Your question is this: will these sex offenders commit more crimes against the innocent? I don’t want to lie to you. The answer is that m
any of them will. Because although they have been convicted of sexual offences against children, and although many of them have served terms of imprisonment, they have not been cured.
Which brings me, neatly, to one of my pet subjects: is there such a thing as ‘cure’ for offenders like these? And the answer is no, at least not in the conventional sense. There is though, even in my liberal profession, a growing consensus that these people can be ‘cured’ in a number of different ways. We are beginning to look again at a range of tertiary preventions, including selective incapacitation, the use of boot camps, and keeping high-rate serious and chronic offenders out of circulation altogether.
Psychology is the art of observation, and observation is about watching people. All psychologists watch people, but not all psychologists see. Let me rephrase the last part of that sentence. Psychologists, like people in other professions, actually see what they expect to see.

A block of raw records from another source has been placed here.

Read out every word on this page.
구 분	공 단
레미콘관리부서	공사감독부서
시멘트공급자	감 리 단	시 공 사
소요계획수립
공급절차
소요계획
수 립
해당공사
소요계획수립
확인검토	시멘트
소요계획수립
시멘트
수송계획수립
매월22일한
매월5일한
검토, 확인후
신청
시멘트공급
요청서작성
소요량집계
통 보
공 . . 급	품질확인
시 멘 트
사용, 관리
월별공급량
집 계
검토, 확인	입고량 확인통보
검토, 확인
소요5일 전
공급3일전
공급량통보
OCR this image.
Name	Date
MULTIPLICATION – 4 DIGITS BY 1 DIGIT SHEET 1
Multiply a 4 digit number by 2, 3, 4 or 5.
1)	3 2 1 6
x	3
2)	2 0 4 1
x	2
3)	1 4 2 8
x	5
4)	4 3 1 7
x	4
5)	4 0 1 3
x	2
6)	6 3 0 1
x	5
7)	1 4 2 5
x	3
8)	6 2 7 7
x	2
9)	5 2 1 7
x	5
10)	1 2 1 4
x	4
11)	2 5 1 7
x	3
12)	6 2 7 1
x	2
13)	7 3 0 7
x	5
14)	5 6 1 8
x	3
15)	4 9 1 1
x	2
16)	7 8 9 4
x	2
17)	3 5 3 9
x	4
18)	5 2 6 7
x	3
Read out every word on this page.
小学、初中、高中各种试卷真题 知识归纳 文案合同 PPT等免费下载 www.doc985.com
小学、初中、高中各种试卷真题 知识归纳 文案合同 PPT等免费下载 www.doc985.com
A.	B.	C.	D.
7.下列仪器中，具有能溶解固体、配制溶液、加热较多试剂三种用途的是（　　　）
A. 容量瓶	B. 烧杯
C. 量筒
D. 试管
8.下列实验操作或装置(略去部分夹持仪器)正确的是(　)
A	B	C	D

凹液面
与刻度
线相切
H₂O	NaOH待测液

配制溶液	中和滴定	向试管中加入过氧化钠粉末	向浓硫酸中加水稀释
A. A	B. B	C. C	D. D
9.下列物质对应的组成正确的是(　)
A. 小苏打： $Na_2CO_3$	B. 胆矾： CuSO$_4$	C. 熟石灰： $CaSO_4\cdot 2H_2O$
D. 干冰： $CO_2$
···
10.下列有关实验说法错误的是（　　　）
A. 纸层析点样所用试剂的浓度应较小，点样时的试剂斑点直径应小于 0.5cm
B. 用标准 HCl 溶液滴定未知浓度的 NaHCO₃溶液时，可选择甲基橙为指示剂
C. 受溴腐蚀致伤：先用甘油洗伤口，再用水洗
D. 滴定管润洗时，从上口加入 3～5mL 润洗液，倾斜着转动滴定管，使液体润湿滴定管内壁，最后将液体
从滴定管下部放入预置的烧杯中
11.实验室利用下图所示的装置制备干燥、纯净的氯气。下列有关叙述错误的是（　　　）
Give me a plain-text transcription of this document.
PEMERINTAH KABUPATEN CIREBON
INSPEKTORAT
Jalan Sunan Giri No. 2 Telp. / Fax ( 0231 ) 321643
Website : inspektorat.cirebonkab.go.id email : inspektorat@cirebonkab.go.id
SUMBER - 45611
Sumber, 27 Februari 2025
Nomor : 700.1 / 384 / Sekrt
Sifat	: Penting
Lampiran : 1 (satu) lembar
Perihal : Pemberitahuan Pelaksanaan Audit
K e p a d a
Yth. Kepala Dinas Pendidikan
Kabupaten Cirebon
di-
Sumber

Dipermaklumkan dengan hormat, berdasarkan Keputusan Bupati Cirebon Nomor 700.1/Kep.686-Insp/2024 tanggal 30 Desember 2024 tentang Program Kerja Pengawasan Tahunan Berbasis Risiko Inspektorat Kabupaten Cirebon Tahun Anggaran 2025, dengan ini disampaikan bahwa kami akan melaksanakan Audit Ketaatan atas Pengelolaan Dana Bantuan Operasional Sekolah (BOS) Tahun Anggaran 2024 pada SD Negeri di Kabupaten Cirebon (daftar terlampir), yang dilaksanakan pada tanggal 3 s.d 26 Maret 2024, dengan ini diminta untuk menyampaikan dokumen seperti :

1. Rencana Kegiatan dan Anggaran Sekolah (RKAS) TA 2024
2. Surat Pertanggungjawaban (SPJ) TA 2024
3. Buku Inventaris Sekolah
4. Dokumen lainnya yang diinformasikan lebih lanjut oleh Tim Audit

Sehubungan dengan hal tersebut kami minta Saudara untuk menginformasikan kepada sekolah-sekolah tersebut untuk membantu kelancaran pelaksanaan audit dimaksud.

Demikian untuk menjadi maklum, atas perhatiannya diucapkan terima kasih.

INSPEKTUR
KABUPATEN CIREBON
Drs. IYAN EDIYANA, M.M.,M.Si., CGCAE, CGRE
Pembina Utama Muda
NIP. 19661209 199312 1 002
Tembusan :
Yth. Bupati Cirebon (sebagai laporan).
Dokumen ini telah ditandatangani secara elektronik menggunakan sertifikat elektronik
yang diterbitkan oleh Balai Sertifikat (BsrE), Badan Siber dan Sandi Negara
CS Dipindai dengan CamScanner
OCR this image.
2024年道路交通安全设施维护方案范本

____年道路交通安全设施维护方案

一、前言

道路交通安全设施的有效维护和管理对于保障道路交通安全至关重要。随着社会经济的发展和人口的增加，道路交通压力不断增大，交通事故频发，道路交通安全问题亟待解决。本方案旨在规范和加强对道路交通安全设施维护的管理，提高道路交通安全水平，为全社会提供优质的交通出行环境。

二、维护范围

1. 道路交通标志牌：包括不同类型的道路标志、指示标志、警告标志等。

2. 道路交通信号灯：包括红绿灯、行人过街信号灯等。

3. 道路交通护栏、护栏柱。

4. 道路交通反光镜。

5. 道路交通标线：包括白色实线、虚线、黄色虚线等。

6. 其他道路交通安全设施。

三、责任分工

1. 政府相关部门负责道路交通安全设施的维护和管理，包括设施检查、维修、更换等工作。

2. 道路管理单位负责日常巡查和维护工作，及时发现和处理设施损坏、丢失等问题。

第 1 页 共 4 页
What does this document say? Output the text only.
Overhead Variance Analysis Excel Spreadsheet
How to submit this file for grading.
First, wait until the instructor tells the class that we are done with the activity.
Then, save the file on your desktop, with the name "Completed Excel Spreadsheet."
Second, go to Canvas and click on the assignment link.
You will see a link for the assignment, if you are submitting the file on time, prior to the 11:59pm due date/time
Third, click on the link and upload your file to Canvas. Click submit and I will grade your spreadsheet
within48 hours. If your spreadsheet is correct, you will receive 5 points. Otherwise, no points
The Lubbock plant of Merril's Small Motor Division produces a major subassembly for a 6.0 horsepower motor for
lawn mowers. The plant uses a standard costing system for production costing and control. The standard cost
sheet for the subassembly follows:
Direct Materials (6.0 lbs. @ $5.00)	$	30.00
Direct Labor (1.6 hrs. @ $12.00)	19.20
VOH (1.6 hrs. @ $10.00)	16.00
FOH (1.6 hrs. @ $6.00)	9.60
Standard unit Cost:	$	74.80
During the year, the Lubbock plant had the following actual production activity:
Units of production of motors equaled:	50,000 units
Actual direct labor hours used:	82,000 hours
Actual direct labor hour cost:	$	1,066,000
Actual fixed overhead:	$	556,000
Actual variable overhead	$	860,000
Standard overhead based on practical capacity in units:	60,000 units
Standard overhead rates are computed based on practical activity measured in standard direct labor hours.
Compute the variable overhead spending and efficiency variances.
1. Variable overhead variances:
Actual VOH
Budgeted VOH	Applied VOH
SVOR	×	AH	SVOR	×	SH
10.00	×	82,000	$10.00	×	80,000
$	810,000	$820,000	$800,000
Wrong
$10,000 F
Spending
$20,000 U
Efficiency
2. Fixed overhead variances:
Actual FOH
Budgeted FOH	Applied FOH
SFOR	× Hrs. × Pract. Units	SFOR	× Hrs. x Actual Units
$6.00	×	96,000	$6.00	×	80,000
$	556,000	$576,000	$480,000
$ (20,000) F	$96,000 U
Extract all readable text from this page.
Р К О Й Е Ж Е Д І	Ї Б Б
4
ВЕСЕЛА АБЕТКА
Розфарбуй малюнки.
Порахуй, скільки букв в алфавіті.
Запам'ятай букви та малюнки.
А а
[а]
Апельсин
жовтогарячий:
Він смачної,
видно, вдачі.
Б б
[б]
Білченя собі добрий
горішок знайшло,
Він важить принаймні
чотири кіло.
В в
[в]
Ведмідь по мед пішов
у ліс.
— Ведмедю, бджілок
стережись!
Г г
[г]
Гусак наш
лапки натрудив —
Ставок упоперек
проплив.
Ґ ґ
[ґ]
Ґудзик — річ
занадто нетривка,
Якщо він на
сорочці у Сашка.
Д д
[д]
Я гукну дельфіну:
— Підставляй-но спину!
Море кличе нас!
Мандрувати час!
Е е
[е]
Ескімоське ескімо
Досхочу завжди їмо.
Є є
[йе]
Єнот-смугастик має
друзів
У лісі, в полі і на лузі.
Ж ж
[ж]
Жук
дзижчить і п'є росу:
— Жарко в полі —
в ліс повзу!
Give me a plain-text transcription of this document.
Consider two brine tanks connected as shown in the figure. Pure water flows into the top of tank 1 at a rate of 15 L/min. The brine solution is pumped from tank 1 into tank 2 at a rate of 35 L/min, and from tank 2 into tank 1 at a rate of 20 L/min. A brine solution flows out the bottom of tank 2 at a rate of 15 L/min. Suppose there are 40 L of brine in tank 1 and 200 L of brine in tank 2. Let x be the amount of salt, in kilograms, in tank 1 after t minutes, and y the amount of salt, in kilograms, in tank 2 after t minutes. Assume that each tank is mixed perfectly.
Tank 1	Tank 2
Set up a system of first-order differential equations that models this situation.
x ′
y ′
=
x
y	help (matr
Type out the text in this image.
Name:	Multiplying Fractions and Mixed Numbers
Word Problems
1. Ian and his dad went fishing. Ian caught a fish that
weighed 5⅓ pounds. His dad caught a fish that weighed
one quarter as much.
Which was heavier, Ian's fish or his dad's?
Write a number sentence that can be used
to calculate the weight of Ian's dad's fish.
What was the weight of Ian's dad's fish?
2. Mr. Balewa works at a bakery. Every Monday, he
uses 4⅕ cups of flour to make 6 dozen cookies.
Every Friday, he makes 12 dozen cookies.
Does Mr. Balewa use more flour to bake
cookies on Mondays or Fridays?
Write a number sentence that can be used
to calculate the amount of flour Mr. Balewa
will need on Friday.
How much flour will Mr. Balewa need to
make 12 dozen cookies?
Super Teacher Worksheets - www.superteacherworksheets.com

This is best illustrated by the experience of eye-witness testimony. Because eye-witnesses can be 100 per cent sure about what they have seen and at the same time 100 per cent wrong. There was an experiment carried out on television in the eighties where viewers were shown a film of a mugging, and then asked to pick the offender from an identity parade of six men. Remember that they had just seen the offender commit the crime in front of their eyes. A couple of thousand people responded, but only 14 per cent of them picked the right man. With six possibilities to choose from, a random guess would produce a correct result by 16.67 Per cent. So in this example eye-witness testimony produced a result which was worse than a random guess.
There has been an enormous amount of research on eye-witness testimony, and it all tends to show that people remember faces poorly and that they don’t recall details from memory, but from stereotypes of what they think criminals look like.